* Chinese shares post biggest drop in eight years
* Oil prices, commodities lower following China market rout
* Teva, Allergan jump after $40.5 bln deal
* Indexes down: Dow 0.91 pct, S&P 0.75 pct, Nasdaq 0.95 pct (Updates to open)
By Tanya Agrawal
July 27 (Reuters) - Wall Street began the week in the red on Monday and fell sharply on concerns about China’s slowing growth in the wake of the biggest drop in Shanghai shares in eight years.
The Dow Jones industrial average fell to its lowest level in over five months while the Nasdaq composite was at a four-week low and the S&P 500 touched its lowest in more than two weeks.
Chinese shares tumbled more than 8 percent as an unprecedented government rescue plan to prop up valuations abruptly ran out of steam, raising doubts about the viability of Beijing’s efforts to stave off a deeper crash.
Commodity prices resumed their downward spiral with the broader Thomson Reuters CRB commodities index hitting its lowest in six years and oil prices hitting a four-month low.
Chinese ADRs including Alibaba, Baozun, Sohu.com and JD.com slid.
The S&P 500 and Nasdaq posted their largest weekly drops since March on Friday as slowing global growth dragged commodity-related stocks lower.
“This really has its roots in nervousness that began in the U.S. at the end of last week,” said Andy Sullivan, a portfolio manager with Swiss investment firm GL Financial Group.
“Shanghai is an artificial market at the moment reliant on government support, and they have thrown the kitchen sink at it in recent weeks. The selling just ratcheted up steadily this morning.”
At 9:44 a.m. ET (1344 GMT), the Dow Jones industrial average was down 159.41 points, or 0.91 percent, at 17,409.12, the S&P 500 was down 15.54 points, or 0.75 percent, at 2,064.11 and the Nasdaq composite was down 48.47 points, or 0.95 percent, at 5,040.16.
Apple’s 1.3 percent fall weighed the most on the S&P and the Nasdaq while the Dow was dragged down by Goldman Sachs’ 1.7 percent drop.
Nine of the 10 major S&P 500 sectors were lower with the energy index’s 1.57 percent fall leading the decliners.
Earnings season continues with big oil, social media stocks and pharma companies scheduled to report this week.
Second-quarter S&P 500 earnings have been mixed, with 74 percent of companies beating analysts’ profit expectations but just 52 percent surpassing revenue expectations, according to Thomson Reuters data.

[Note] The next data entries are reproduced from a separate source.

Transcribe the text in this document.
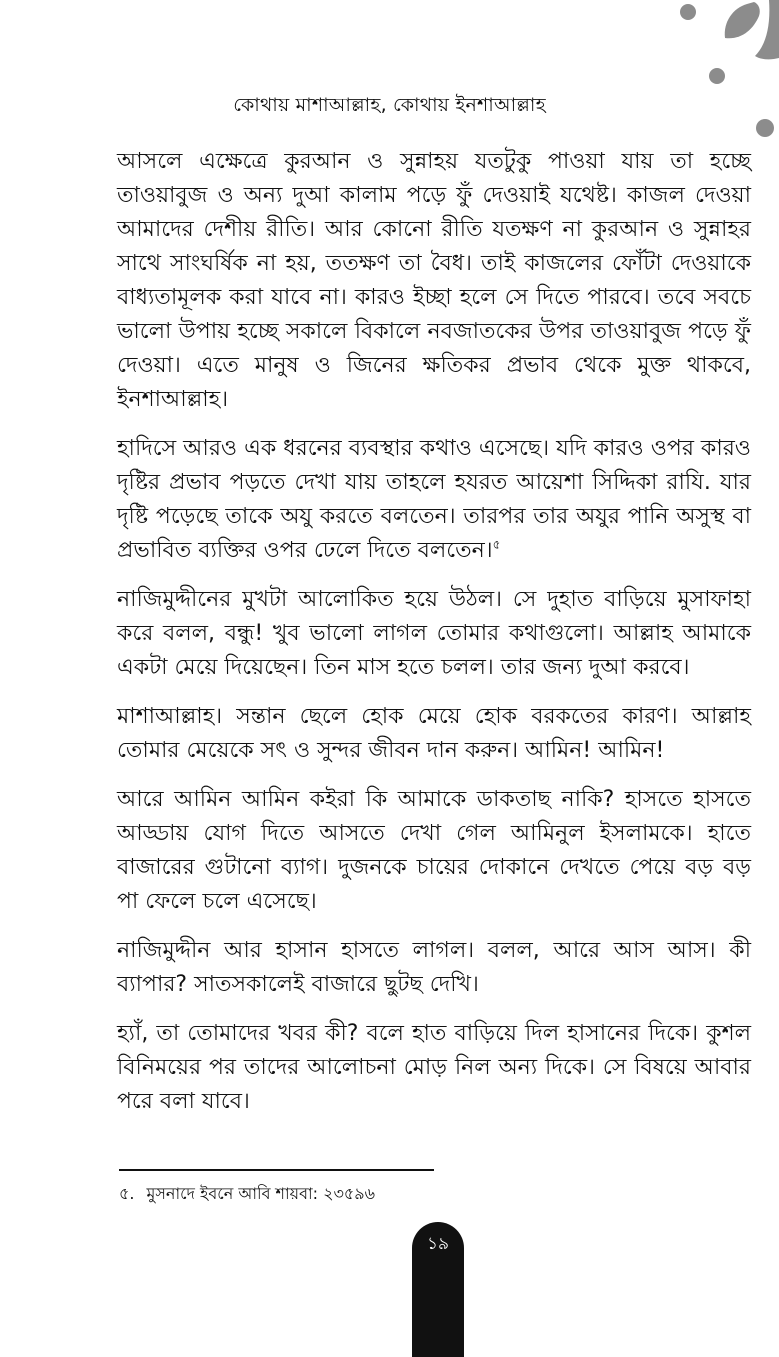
কোথায় মাশাআল্লাহ, কোথায় ইনশাআল্লাহ

আসলে এক্ষেত্রে কুরআন ও সুন্নাহয় যতটুকু পাওয়া যায় তা হচ্ছে তাওয়াবুজ ও অন্য দুআ কালাম পড়ে ফুঁ দেওয়াই যথেষ্ট। কাজল দেওয়া আমাদের দেশীয় রীতি। আর কোনো রীতি যতক্ষণ না কুরআন ও সুন্নাহর সাথে সাংঘর্ষিক না হয়, ততক্ষণ তা বৈধ। তাই কাজলের ফোঁটা দেওয়াকে বাধ্যতামূলক করা যাবে না। কারও ইচ্ছা হলে সে দিতে পারবে। তবে সবচে ভালো উপায় হচ্ছে সকালে বিকালে নবজাতকের উপর তাওয়াবুজ পড়ে ফুঁ দেওয়া। এতে মানুষ ও জিনের ক্ষতিকর প্রভাব থেকে মুক্ত থাকবে, ইনশাআল্লাহ।

হাদিসে আরও এক ধরনের ব্যবস্থার কথাও এসেছে। যদি কারও ওপর কারও দৃষ্টির প্রভাব পড়তে দেখা যায় তাহলে হযরত আয়েশা সিদ্দিকা রাযি. যার দৃষ্টি পড়েছে তাকে অযু করতে বলতেন। তারপর তার অযুর পানি অসুস্থ বা প্রভাবিত ব্যক্তির ওপর ঢেলে দিতে বলতেন।$^৫$

নাজিমুদ্দীনের মুখটা আলোকিত হয়ে উঠল। সে দুহাত বাড়িয়ে মুসাফাহা করে বলল, বন্ধু! খুব ভালো লাগল তোমার কথাগুলো। আল্লাহ আমাকে একটা মেয়ে দিয়েছেন। তিন মাস হতে চলল। তার জন্য দুআ করবে।

মাশাআল্লাহ। সন্তান ছেলে হোক মেয়ে হোক বরকতের কারণ। আল্লাহ তোমার মেয়েকে সৎ ও সুন্দর জীবন দান করুন। আমিন! আমিন!

আরে আমিন আমিন কইরা কি আমাকে ডাকতাছ নাকি? হাসতে হাসতে আড্ডায় যোগ দিতে আসতে দেখা গেল আমিনুল ইসলামকে। হাতে বাজারের গুটানো ব্যাগ। দুজনকে চায়ের দোকানে দেখতে পেয়ে বড় বড় পা ফেলে চলে এসেছে।

নাজিমুদ্দীন আর হাসান হাসতে লাগল। বলল, আরে আস আস। কী ব্যাপার? সাতসকালেই বাজারে ছুটছ দেখি।

হ্যাঁ, তা তোমাদের খবর কী? বলে হাত বাড়িয়ে দিল হাসানের দিকে। কুশল বিনিময়ের পর তাদের আলোচনা মোড় নিল অন্য দিকে। সে বিষয়ে আবার পরে বলা যাবে।

৫. মুসনাদে ইবনে আবি শায়বা: ২৩৫৯৬
১৯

Adding to the concerns regarding lukewarm earnings, the S&P 500 is relatively expensive, trading at 16.9 times forward 12 months’ earnings, above the 10-year median of 14.7 times, according to StarMine data with only a handful of stocks fuelling recent highs.
Investors are also keeping a sharp eye on economic data ahead of this week’s U.S. Federal Reserve’s two-day meeting, the last before September, which still looms as the first possibility for an interest rate increase.
A gauge of U.S. business investment plans rebounded solidly in June, suggesting the drag on manufacturing from capital spending cuts was starting to ebb.
The Commerce Department said non-defense capital goods orders excluding aircraft, a closely watched proxy for business spending plans, increased 0.9 percent last month after an unrevised 0.4 percent drop in May.
Teva Pharmaceutical’s shares jumped 10.7 percent to $68.6 after it agreed to buy Allergan generic drugs business for $40.5 billion, giving up on its bid to buy Mylan . Allergan was up 5.8 percent at $325.21 while Mylan fell 13.9 percent to $56.75.
Fiat Chrysler fell 5.5 percent at $14.32 after the U.S. auto safety watchdog, National Highway Traffic Safety Administration, announced a $105 million fine against the automaker over lapses in its safety recalls.
Beacon Roofing Supply was up 11.4 percent at $33.52 after the company agreed to buy Roofing Supply Group in a deal valued at about $1.1 billion.
Declining issues outnumbered advancing ones on the NYSE by 2,150 to 598. On the Nasdaq, 1,956 issues fell and 449 advanced.